The first releases from a two-year, $200 million state initiative are flowing to the San Joaquin Valley to repair sinking leaky canals.
The 116-mile Delta-Mendota Canal, which has been damaged by land subsidence, will receive $3.3 million for fixes from the state Department of Water Resources.
“Investing in water infrastructure and restoring key water conveyance systems to protect California’s water supply is crucial to climate resiliency,” said DWR Director Karla Nemeth in a news release Thursday. “With California in a third year of drought, this local, federal, and state collaboration is an important step to improving California’s water system.”
Nearly $30 Million Released for Friant-Kern Repairs
The Delta-Mendota Canal is one of four projects that will receive funding from the state’s intensified effort to improve water conveyance in the Valley.
DWR is also working on agreements for projects on the San Luis Canal and the California Aqueduct. And, it recently announced the release of $29.8 million to fix segments of the sinking Friant-Kern Canal.
“This is the first of many steps to help California modernize and repair our water infrastructure,” said state Sen. Melissa Hurtado (D-Bakersfield). “As California’s climate changes, we must find ways to adapt—and fixing our broken canals is one such way towards resiliency. Another way is modernizing California’s water management, which is why I have decided to move forward with SB 1219, which will ensure we move our water planning into the 21st century and prepare for our water future.”
The state’s plan calls for $100 million to be distributed this year and $100 million next year. Agencies receiving state help for these repairs must supply additional funding from other sources and devise ways to avoid future subsidence, according to DWR.
The Delta-Mendota Canal, which carries water from its headworks in Byron to its outlet in Mendota, helps deliver water to 1.2 million acres of farmland in the San Joaquin, San Benito, and Santa Clara valleys.

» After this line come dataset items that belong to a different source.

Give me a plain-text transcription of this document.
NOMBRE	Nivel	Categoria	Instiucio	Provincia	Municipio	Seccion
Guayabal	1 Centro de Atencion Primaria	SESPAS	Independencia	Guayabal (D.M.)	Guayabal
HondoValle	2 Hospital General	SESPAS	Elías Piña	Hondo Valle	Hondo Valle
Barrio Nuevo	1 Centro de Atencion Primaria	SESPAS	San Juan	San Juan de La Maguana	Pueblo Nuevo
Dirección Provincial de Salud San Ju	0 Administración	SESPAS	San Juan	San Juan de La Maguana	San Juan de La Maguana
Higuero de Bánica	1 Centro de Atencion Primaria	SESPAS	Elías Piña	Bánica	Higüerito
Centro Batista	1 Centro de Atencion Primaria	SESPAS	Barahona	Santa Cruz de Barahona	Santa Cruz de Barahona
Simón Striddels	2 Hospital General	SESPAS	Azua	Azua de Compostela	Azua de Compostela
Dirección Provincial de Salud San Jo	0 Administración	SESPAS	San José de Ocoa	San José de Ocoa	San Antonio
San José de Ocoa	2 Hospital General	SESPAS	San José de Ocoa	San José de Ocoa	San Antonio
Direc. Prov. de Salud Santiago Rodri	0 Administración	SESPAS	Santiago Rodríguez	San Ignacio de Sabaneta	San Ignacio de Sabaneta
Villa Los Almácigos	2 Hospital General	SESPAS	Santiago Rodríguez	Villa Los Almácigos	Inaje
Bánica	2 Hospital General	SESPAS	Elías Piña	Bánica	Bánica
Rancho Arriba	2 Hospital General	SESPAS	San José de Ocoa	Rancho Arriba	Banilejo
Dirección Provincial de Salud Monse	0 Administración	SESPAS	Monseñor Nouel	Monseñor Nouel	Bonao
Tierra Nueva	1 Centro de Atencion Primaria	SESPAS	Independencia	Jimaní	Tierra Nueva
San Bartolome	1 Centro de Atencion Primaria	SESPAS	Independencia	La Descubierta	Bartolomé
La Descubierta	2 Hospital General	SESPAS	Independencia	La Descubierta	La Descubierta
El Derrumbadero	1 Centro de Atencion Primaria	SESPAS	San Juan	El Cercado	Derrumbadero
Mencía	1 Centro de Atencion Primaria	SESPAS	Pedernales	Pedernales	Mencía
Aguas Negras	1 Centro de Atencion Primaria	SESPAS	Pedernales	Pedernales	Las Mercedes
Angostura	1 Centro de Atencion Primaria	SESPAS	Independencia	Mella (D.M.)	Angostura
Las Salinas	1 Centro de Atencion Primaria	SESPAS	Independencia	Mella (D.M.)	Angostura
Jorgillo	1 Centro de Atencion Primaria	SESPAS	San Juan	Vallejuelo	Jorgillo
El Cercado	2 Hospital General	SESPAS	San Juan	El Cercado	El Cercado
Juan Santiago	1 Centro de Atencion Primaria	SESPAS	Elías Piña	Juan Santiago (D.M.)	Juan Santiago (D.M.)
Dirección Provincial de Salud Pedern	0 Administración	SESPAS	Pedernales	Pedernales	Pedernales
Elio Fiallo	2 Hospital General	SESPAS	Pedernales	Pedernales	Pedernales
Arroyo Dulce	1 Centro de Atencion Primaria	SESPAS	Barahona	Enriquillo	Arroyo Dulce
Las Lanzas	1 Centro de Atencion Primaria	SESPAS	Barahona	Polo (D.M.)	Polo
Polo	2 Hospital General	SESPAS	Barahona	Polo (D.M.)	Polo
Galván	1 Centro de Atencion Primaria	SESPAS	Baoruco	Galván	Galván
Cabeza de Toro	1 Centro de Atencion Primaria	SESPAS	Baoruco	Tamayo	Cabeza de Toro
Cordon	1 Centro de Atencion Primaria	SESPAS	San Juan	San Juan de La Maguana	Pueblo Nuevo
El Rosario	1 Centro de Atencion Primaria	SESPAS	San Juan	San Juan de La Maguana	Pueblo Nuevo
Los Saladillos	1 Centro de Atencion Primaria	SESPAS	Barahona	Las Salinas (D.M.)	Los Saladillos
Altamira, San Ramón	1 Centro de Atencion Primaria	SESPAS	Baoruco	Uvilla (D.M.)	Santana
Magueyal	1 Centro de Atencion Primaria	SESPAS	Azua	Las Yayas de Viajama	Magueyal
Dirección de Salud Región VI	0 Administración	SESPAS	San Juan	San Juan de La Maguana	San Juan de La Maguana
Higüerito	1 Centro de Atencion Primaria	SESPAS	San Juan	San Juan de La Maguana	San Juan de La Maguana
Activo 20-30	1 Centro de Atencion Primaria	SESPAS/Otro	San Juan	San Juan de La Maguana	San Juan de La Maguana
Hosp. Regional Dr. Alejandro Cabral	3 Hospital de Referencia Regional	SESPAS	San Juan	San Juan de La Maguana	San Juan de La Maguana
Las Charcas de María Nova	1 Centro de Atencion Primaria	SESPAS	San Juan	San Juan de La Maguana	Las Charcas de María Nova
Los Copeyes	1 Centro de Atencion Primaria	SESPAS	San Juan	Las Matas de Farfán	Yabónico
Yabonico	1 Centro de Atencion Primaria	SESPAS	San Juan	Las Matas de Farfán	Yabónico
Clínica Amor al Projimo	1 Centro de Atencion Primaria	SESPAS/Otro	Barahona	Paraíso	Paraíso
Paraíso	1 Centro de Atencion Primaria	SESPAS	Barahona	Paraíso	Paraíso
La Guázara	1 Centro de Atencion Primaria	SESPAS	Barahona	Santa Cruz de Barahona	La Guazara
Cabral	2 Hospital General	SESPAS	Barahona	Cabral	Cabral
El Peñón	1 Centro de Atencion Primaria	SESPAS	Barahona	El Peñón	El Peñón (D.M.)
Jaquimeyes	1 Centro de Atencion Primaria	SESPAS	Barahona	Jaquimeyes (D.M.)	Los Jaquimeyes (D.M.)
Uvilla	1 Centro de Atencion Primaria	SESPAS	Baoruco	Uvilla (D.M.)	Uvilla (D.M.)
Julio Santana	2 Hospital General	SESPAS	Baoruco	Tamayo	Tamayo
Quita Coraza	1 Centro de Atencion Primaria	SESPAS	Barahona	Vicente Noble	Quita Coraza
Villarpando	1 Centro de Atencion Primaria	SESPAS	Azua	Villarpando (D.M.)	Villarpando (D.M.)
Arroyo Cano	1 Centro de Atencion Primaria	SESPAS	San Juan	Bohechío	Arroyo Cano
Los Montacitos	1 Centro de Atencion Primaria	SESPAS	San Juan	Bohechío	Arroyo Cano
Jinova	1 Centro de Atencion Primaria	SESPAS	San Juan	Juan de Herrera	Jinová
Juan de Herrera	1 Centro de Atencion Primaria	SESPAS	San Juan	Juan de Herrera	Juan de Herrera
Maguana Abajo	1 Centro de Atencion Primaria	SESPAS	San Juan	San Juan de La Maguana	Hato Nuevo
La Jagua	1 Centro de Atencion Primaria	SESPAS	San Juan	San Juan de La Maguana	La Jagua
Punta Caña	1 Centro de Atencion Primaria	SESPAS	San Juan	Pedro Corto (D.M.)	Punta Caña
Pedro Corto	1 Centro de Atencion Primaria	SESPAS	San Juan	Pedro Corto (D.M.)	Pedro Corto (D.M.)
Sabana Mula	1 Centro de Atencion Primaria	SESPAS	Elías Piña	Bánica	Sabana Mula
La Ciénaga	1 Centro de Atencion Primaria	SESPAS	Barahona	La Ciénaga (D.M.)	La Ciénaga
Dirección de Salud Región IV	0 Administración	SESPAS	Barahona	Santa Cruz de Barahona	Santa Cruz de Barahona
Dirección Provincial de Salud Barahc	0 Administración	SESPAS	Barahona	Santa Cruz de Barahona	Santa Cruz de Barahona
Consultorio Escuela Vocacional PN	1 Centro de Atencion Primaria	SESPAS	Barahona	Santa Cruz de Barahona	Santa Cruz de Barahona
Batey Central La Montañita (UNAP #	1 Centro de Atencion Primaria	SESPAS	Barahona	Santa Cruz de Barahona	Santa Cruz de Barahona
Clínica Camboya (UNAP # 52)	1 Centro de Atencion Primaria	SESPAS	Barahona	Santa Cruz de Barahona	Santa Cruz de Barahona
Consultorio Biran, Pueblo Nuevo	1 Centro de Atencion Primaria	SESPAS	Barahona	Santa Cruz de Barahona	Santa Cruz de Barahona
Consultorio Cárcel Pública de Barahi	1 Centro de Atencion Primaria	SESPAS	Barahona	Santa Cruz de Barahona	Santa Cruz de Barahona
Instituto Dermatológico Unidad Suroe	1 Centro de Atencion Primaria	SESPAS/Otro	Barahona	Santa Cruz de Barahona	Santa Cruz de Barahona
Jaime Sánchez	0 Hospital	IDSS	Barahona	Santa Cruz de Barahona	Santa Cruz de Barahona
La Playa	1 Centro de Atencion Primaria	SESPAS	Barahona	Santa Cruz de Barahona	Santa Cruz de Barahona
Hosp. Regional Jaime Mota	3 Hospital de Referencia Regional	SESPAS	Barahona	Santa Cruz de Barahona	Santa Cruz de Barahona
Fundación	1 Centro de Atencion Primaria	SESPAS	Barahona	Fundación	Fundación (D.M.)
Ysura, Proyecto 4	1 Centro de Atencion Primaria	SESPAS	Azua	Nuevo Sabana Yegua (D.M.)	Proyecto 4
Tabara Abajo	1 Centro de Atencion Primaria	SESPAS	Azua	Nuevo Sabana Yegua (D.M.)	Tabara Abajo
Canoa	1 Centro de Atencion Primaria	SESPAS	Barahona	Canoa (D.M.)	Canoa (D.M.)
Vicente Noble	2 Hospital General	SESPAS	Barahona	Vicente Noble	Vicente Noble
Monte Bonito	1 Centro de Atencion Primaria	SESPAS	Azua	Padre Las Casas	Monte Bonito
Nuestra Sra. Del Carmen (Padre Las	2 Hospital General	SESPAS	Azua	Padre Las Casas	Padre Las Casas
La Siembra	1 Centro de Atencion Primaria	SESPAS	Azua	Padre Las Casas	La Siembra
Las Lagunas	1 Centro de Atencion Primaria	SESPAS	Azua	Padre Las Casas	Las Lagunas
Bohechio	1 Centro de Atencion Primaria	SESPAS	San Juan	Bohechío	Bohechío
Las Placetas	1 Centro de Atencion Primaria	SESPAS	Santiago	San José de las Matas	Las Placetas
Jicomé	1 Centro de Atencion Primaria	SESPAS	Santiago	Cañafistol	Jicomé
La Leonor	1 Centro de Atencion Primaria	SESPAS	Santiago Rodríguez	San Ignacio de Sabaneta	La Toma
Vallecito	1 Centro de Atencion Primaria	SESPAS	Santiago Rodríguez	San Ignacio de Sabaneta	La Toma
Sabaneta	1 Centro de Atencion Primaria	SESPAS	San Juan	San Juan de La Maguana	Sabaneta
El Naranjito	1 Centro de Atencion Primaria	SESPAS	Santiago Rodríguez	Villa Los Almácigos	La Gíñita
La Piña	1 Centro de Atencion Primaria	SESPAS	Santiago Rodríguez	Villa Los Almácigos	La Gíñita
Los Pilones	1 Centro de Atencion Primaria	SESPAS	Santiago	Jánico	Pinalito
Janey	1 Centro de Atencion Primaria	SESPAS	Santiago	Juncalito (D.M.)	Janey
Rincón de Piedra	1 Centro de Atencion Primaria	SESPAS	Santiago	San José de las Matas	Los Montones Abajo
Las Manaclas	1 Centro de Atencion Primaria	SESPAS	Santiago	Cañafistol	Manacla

It also carries water to more than two million Californians and approximately 150,000 acres of managed wetlands important to the Pacific Flyway.
“This initial funding award is a positive step forward to begin to mitigate the impacts of subsidence on the Delta-Mendota Canal,” said Federico Barajas, executive director of the San Luis and Delta-Mendota Water Authority.
“We appreciate the leadership and commitment demonstrated by the Newsom Administration, our Congressional and California Legislative delegations, and the Authority member agencies, to advance this project to increase water resilience to the communities and ecosystems served by the water delivered through the Delta-Mendota Canal.”
Drought, Aquifer Overdraft Sink Canals
Drought and extensive groundwater pumping have caused canals to sink and leak, resulting in the need for expensive repairs.
For example, fixes for the 152-mile Friant-Kern Canal, which stretches from Millerton Lake to Kern Kern County, are estimated at $250 million to $500 million.